I feel this as all part of a slow turn, getting off my phone and diving into books again.  I’m so excited.  I have done this before—buy a bunch of books and never read them.  They occupy whole shelves in my bedroom.  But I honestly feel a transformation coming on.  Yesterday I spent a couple hours reading, researching, and writing the blog post, then I turned off the computer and opened Brown’s book.  I read through the long introduction and resonated with sentences like, “Emergence is the way complex systems and patterns arise out of a multiplicity of relatively simple interactions.”  This is a quote from Complex Adaptive Leadership: Embracing Paradox and Uncertainty by Nick Obolensky (which I have also now ordered).  I also love (ha!), “Perhaps humans’ core function is love.  Love leads us to observe in a much deeper way than any other emotion.”  Also:

all that you touch

you change

all that you change

changes you

the only lasting truth

is change

god is change

That is a quote from Parable of the Sower by Octavia Butler.

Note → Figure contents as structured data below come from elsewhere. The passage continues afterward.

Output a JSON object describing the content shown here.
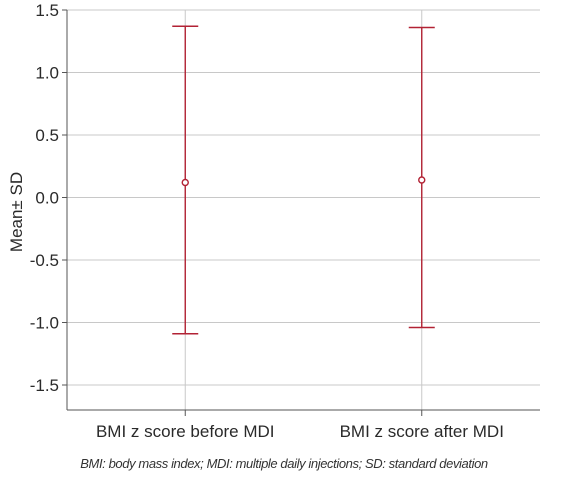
{
  "chart_data": {
    "type": "errorbar",
    "categories": [
      "BMI z score before MDI",
      "BMI z score after MDI"
    ],
    "series": [
      {
        "mean": [
          0.12,
          0.14
        ],
        "upper": [
          1.37,
          1.36
        ],
        "lower": [
          -1.09,
          -1.04
        ]
      }
    ],
    "ylabel": "Mean± SD",
    "xlabel": "",
    "ylim": [
      -1.7,
      1.5
    ],
    "yticks": [
      1.5,
      1.0,
      0.5,
      0.0,
      -0.5,
      -1.0,
      -1.5
    ],
    "ytick_labels": [
      "1.5",
      "1.0",
      "0.5",
      "0.0",
      "-0.5",
      "-1.0",
      "-1.5"
    ],
    "grid": "horizontal and vertical",
    "colors": {
      "series": "#b22234",
      "grid": "#c8c8c8",
      "axis": "#555555"
    }
  },
  "footnote": "BMI: body mass index; MDI: multiple daily injections; SD: standard deviation"
}
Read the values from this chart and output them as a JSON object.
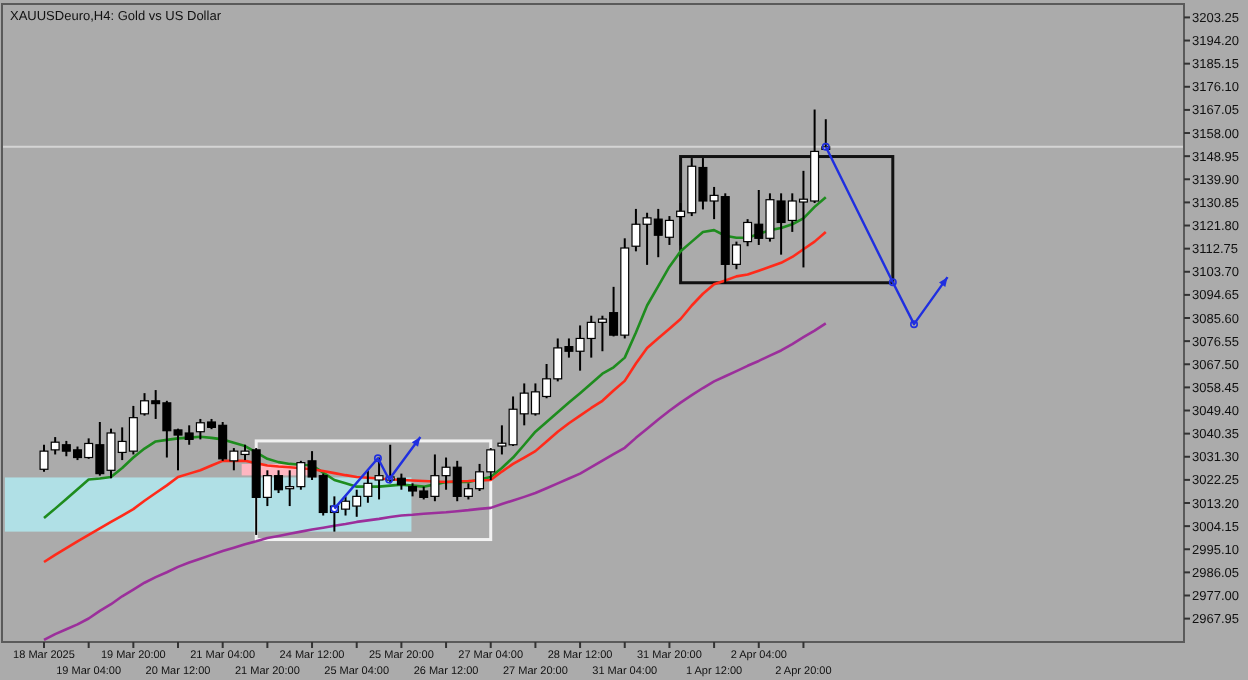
{
  "chart_data": {
    "type": "candlestick",
    "title": "XAUUSDeuro,H4: Gold vs US Dollar",
    "categories": [
      "18 Mar 2025",
      null,
      null,
      null,
      "19 Mar 04:00",
      null,
      null,
      null,
      "19 Mar 20:00",
      null,
      null,
      null,
      "20 Mar 12:00",
      null,
      null,
      null,
      "21 Mar 04:00",
      null,
      null,
      null,
      "21 Mar 20:00",
      null,
      null,
      null,
      "24 Mar 12:00",
      null,
      null,
      null,
      "25 Mar 04:00",
      null,
      null,
      null,
      "25 Mar 20:00",
      null,
      null,
      null,
      "26 Mar 12:00",
      null,
      null,
      null,
      "27 Mar 04:00",
      null,
      null,
      null,
      "27 Mar 20:00",
      null,
      null,
      null,
      "28 Mar 12:00",
      null,
      null,
      null,
      "31 Mar 04:00",
      null,
      null,
      null,
      "31 Mar 20:00",
      null,
      null,
      null,
      "1 Apr 12:00",
      null,
      null,
      null,
      "2 Apr 04:00",
      null,
      null,
      null,
      "2 Apr 20:00",
      null,
      null,
      null,
      null,
      null,
      null,
      null,
      null,
      null,
      null,
      null,
      null,
      null,
      null,
      null,
      null,
      null,
      null,
      null,
      null,
      null,
      null,
      null,
      null,
      null,
      null,
      null,
      null,
      null,
      null,
      null,
      null,
      null
    ],
    "ohlc": [
      [
        3026.4,
        3036.0,
        3025.4,
        3033.5
      ],
      [
        3034.0,
        3039.0,
        3032.2,
        3037.0
      ],
      [
        3036.0,
        3037.5,
        3031.5,
        3033.5
      ],
      [
        3034.0,
        3035.3,
        3030.0,
        3031.0
      ],
      [
        3031.0,
        3038.5,
        3030.5,
        3036.5
      ],
      [
        3036.0,
        3044.9,
        3023.9,
        3024.7
      ],
      [
        3026.0,
        3042.3,
        3022.9,
        3040.6
      ],
      [
        3033.0,
        3042.8,
        3030.0,
        3037.3
      ],
      [
        3033.5,
        3051.2,
        3032.2,
        3046.6
      ],
      [
        3048.1,
        3056.2,
        3047.4,
        3053.2
      ],
      [
        3053.2,
        3057.4,
        3046.1,
        3052.1
      ],
      [
        3052.4,
        3053.2,
        3031.0,
        3041.5
      ],
      [
        3041.8,
        3042.3,
        3026.0,
        3039.8
      ],
      [
        3040.6,
        3043.6,
        3036.0,
        3038.1
      ],
      [
        3041.1,
        3046.1,
        3038.1,
        3044.6
      ],
      [
        3044.9,
        3046.1,
        3042.1,
        3042.8
      ],
      [
        3043.6,
        3044.9,
        3029.7,
        3030.5
      ],
      [
        3029.7,
        3034.7,
        3026.0,
        3033.5
      ],
      [
        3032.2,
        3036.0,
        3030.0,
        3033.5
      ],
      [
        3034.0,
        3034.7,
        3000.7,
        3015.4
      ],
      [
        3015.4,
        3026.0,
        3012.0,
        3023.9
      ],
      [
        3023.9,
        3026.0,
        3017.1,
        3018.4
      ],
      [
        3018.8,
        3026.0,
        3012.0,
        3019.6
      ],
      [
        3019.6,
        3029.7,
        3018.4,
        3029.0
      ],
      [
        3029.7,
        3033.5,
        3022.2,
        3023.4
      ],
      [
        3023.9,
        3024.7,
        3008.3,
        3009.5
      ],
      [
        3009.5,
        3015.8,
        3002.0,
        3012.0
      ],
      [
        3010.8,
        3015.8,
        3008.3,
        3013.9
      ],
      [
        3012.0,
        3018.4,
        3007.8,
        3015.8
      ],
      [
        3015.8,
        3026.0,
        3013.3,
        3020.9
      ],
      [
        3022.2,
        3031.0,
        3014.6,
        3023.9
      ],
      [
        3022.2,
        3036.0,
        3020.9,
        3023.4
      ],
      [
        3022.9,
        3024.7,
        3018.4,
        3020.4
      ],
      [
        3019.6,
        3020.9,
        3015.8,
        3017.9
      ],
      [
        3017.9,
        3019.6,
        3014.6,
        3015.4
      ],
      [
        3015.8,
        3032.2,
        3013.9,
        3023.9
      ],
      [
        3023.9,
        3031.0,
        3018.4,
        3027.2
      ],
      [
        3027.2,
        3029.7,
        3013.9,
        3015.8
      ],
      [
        3015.8,
        3020.9,
        3014.6,
        3018.8
      ],
      [
        3018.8,
        3028.5,
        3017.9,
        3025.4
      ],
      [
        3025.4,
        3034.7,
        3022.2,
        3034.0
      ],
      [
        3035.5,
        3043.6,
        3032.2,
        3036.6
      ],
      [
        3036.0,
        3054.9,
        3035.5,
        3049.9
      ],
      [
        3048.1,
        3060.0,
        3043.6,
        3056.2
      ],
      [
        3048.1,
        3060.0,
        3047.4,
        3056.7
      ],
      [
        3054.9,
        3067.6,
        3054.2,
        3061.8
      ],
      [
        3061.8,
        3077.6,
        3060.8,
        3073.9
      ],
      [
        3074.4,
        3077.6,
        3070.1,
        3072.6
      ],
      [
        3072.6,
        3082.7,
        3065.0,
        3077.6
      ],
      [
        3077.6,
        3086.5,
        3070.1,
        3083.9
      ],
      [
        3083.9,
        3086.5,
        3072.6,
        3085.2
      ],
      [
        3087.7,
        3097.8,
        3078.4,
        3078.9
      ],
      [
        3078.9,
        3116.8,
        3077.6,
        3113.0
      ],
      [
        3113.7,
        3128.3,
        3111.7,
        3122.3
      ],
      [
        3122.3,
        3126.8,
        3106.4,
        3124.8
      ],
      [
        3124.3,
        3128.3,
        3109.4,
        3118.0
      ],
      [
        3117.2,
        3125.5,
        3114.2,
        3123.8
      ],
      [
        3125.3,
        3130.6,
        3114.0,
        3127.4
      ],
      [
        3126.8,
        3148.2,
        3125.5,
        3145.0
      ],
      [
        3144.5,
        3148.2,
        3128.1,
        3131.4
      ],
      [
        3131.4,
        3136.9,
        3124.3,
        3133.6
      ],
      [
        3133.1,
        3134.4,
        3099.1,
        3106.6
      ],
      [
        3106.6,
        3115.5,
        3104.7,
        3114.2
      ],
      [
        3115.5,
        3124.3,
        3113.7,
        3123.0
      ],
      [
        3122.3,
        3135.7,
        3114.2,
        3116.8
      ],
      [
        3116.8,
        3134.4,
        3115.5,
        3131.9
      ],
      [
        3131.4,
        3134.4,
        3110.4,
        3123.0
      ],
      [
        3123.8,
        3134.4,
        3119.3,
        3131.4
      ],
      [
        3131.0,
        3143.2,
        3105.4,
        3132.1
      ],
      [
        3131.4,
        3167.2,
        3130.6,
        3150.8
      ],
      [
        3151.6,
        3163.4,
        3151.6,
        3152.6
      ],
      null,
      null,
      null,
      null,
      null,
      null,
      null,
      null,
      null,
      null,
      null,
      null,
      null,
      null,
      null,
      null,
      null,
      null,
      null,
      null,
      null,
      null,
      null,
      null,
      null,
      null,
      null,
      null,
      null,
      null,
      null
    ],
    "series": [
      {
        "type": "line",
        "color": "#1e8c1e",
        "values": [
          3007.3,
          3011.0,
          3014.8,
          3018.6,
          3022.4,
          3022.8,
          3023.4,
          3026.9,
          3031.0,
          3034.5,
          3037.3,
          3037.9,
          3038.5,
          3038.8,
          3039.1,
          3038.7,
          3038.1,
          3036.8,
          3035.5,
          3033.0,
          3030.5,
          3029.2,
          3028.5,
          3028.2,
          3027.9,
          3025.1,
          3022.2,
          3020.9,
          3019.6,
          3019.6,
          3019.6,
          3020.0,
          3020.4,
          3020.0,
          3019.6,
          3020.5,
          3021.4,
          3021.4,
          3021.4,
          3022.4,
          3023.4,
          3026.9,
          3031.0,
          3036.0,
          3041.1,
          3044.9,
          3048.7,
          3052.5,
          3056.2,
          3060.0,
          3063.8,
          3066.3,
          3070.1,
          3079.9,
          3090.5,
          3098.1,
          3105.7,
          3111.7,
          3115.5,
          3119.3,
          3120.0,
          3117.8,
          3117.0,
          3117.0,
          3118.5,
          3120.0,
          3120.8,
          3122.3,
          3124.6,
          3129.1,
          3132.9,
          null,
          null,
          null,
          null,
          null,
          null,
          null,
          null,
          null,
          null,
          null,
          null,
          null,
          null,
          null,
          null,
          null,
          null,
          null,
          null,
          null,
          null,
          null,
          null,
          null,
          null,
          null,
          null,
          null,
          null,
          null
        ]
      },
      {
        "type": "line",
        "color": "#ff2a1a",
        "values": [
          2990.1,
          2992.9,
          2995.5,
          2998.2,
          3000.7,
          3003.3,
          3005.8,
          3008.3,
          3010.8,
          3014.1,
          3017.1,
          3020.1,
          3023.4,
          3024.7,
          3026.0,
          3027.9,
          3029.7,
          3029.7,
          3029.7,
          3028.8,
          3027.9,
          3027.5,
          3027.2,
          3026.8,
          3026.4,
          3025.7,
          3024.9,
          3024.1,
          3023.4,
          3023.1,
          3022.8,
          3022.5,
          3022.2,
          3022.0,
          3021.8,
          3021.6,
          3021.4,
          3021.7,
          3021.8,
          3022.0,
          3022.2,
          3025.5,
          3028.5,
          3031.0,
          3033.5,
          3037.3,
          3041.1,
          3044.4,
          3047.4,
          3050.4,
          3053.2,
          3057.2,
          3061.0,
          3067.8,
          3073.9,
          3077.7,
          3081.4,
          3085.2,
          3090.5,
          3095.1,
          3098.8,
          3100.3,
          3101.9,
          3102.6,
          3104.1,
          3105.7,
          3107.2,
          3109.5,
          3112.5,
          3115.5,
          3119.3,
          null,
          null,
          null,
          null,
          null,
          null,
          null,
          null,
          null,
          null,
          null,
          null,
          null,
          null,
          null,
          null,
          null,
          null,
          null,
          null,
          null,
          null,
          null,
          null,
          null,
          null,
          null,
          null,
          null,
          null,
          null
        ]
      },
      {
        "type": "line",
        "color": "#9b2f9b",
        "values": [
          2959.6,
          2961.9,
          2963.8,
          2965.7,
          2968.0,
          2971.0,
          2973.6,
          2976.7,
          2979.3,
          2982.0,
          2984.2,
          2986.1,
          2988.2,
          2989.9,
          2991.4,
          2992.9,
          2994.4,
          2995.7,
          2997.1,
          2998.2,
          2999.5,
          3000.3,
          3001.2,
          3002.0,
          3002.8,
          3003.5,
          3004.3,
          3005.0,
          3005.8,
          3006.4,
          3007.0,
          3007.7,
          3008.3,
          3008.6,
          3009.0,
          3009.3,
          3009.6,
          3010.0,
          3010.4,
          3010.9,
          3011.3,
          3012.8,
          3014.2,
          3015.6,
          3017.1,
          3019.0,
          3020.9,
          3022.8,
          3024.7,
          3027.2,
          3029.8,
          3032.3,
          3034.8,
          3038.7,
          3042.3,
          3045.9,
          3049.3,
          3052.5,
          3055.4,
          3058.2,
          3060.8,
          3062.8,
          3064.8,
          3066.9,
          3068.8,
          3070.9,
          3072.9,
          3075.4,
          3078.1,
          3080.7,
          3083.5,
          null,
          null,
          null,
          null,
          null,
          null,
          null,
          null,
          null,
          null,
          null,
          null,
          null,
          null,
          null,
          null,
          null,
          null,
          null,
          null,
          null,
          null,
          null,
          null,
          null,
          null,
          null,
          null,
          null,
          null,
          null
        ]
      }
    ],
    "ylim": [
      2958.8,
      3208.5
    ],
    "yticks": [
      2967.95,
      {
        "value": 2977,
        "label": "2977.00"
      },
      2986.05,
      {
        "value": 2995.1,
        "label": "2995.10"
      },
      3004.15,
      {
        "value": 3013.2,
        "label": "3013.20"
      },
      3022.25,
      {
        "value": 3031.3,
        "label": "3031.30"
      },
      3040.35,
      {
        "value": 3049.4,
        "label": "3049.40"
      },
      3058.45,
      {
        "value": 3067.5,
        "label": "3067.50"
      },
      3076.55,
      {
        "value": 3085.6,
        "label": "3085.60"
      },
      3094.65,
      {
        "value": 3103.7,
        "label": "3103.70"
      },
      3112.75,
      {
        "value": 3121.8,
        "label": "3121.80"
      },
      3130.85,
      {
        "value": 3139.9,
        "label": "3139.90"
      },
      3148.95,
      {
        "value": 3158,
        "label": "3158.00"
      },
      3167.05,
      {
        "value": 3176.1,
        "label": "3176.10"
      },
      3185.15,
      {
        "value": 3194.2,
        "label": "3194.20"
      },
      3203.25
    ],
    "ref_lines": [
      {
        "axis": "y",
        "value": 3152.6,
        "color": "#d4d4d4"
      }
    ]
  }
}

Then before bed I opened Suchman et al’s book and found these words, also in the introduction:

Complexity theory here is enriched by the focus on relationships [Hallelujah!], rather than the more traditional reference to science.  “Relationship-Centered Care” is a way of thinking that brings love and all that is personal into a world, the world of healthcare, that is mostly interested in more control and more data-based, evidence-based practices.

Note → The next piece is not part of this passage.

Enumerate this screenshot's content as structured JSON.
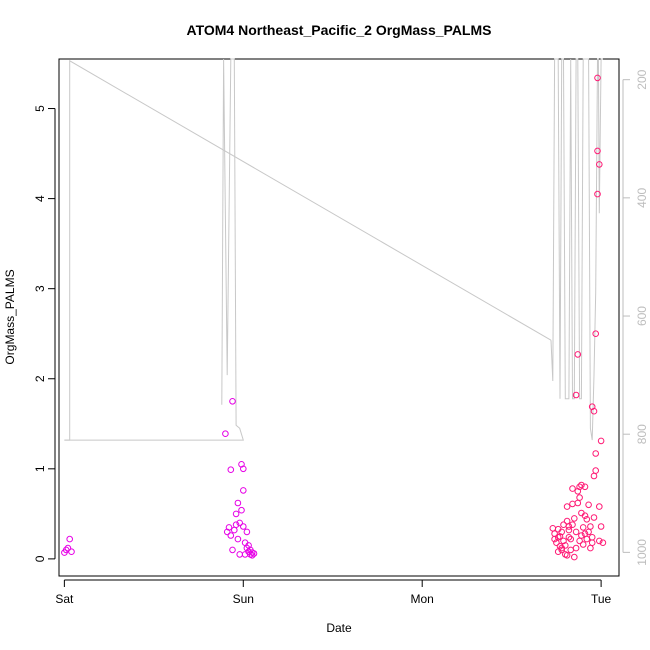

The point is made throughout that administrators cannot bring real change into their healthcare institutions without going through change themselves.

(The book describes) the relationship-centered social dynamics that are at the heart of Lean and a major source of this method’s success.  Unfortunately, these social dynamics are overshadowed or even displaced by the analytic technique in some Lean implementations, compromising results.

Suchman 2

So I’m learning about new ways to think on change.   It’s changing how I approach trying to change my patterns, how I see my relationship to them, how I see all relationships.  Wow.

All of this to say, I feel a deeply personal, yet global and cosmic impulse for growth, for transformation—a shift into more mindful and intentional use of my time and energy, and how I manifest it outward.  Less distraction, more focus.  Less incidental information consumption, more integrated learning and coordinated application.  Less phone, more BOOKS.

What will be the outcome?  I have no idea, that’s what makes it so exciting and wonderful!  Onward!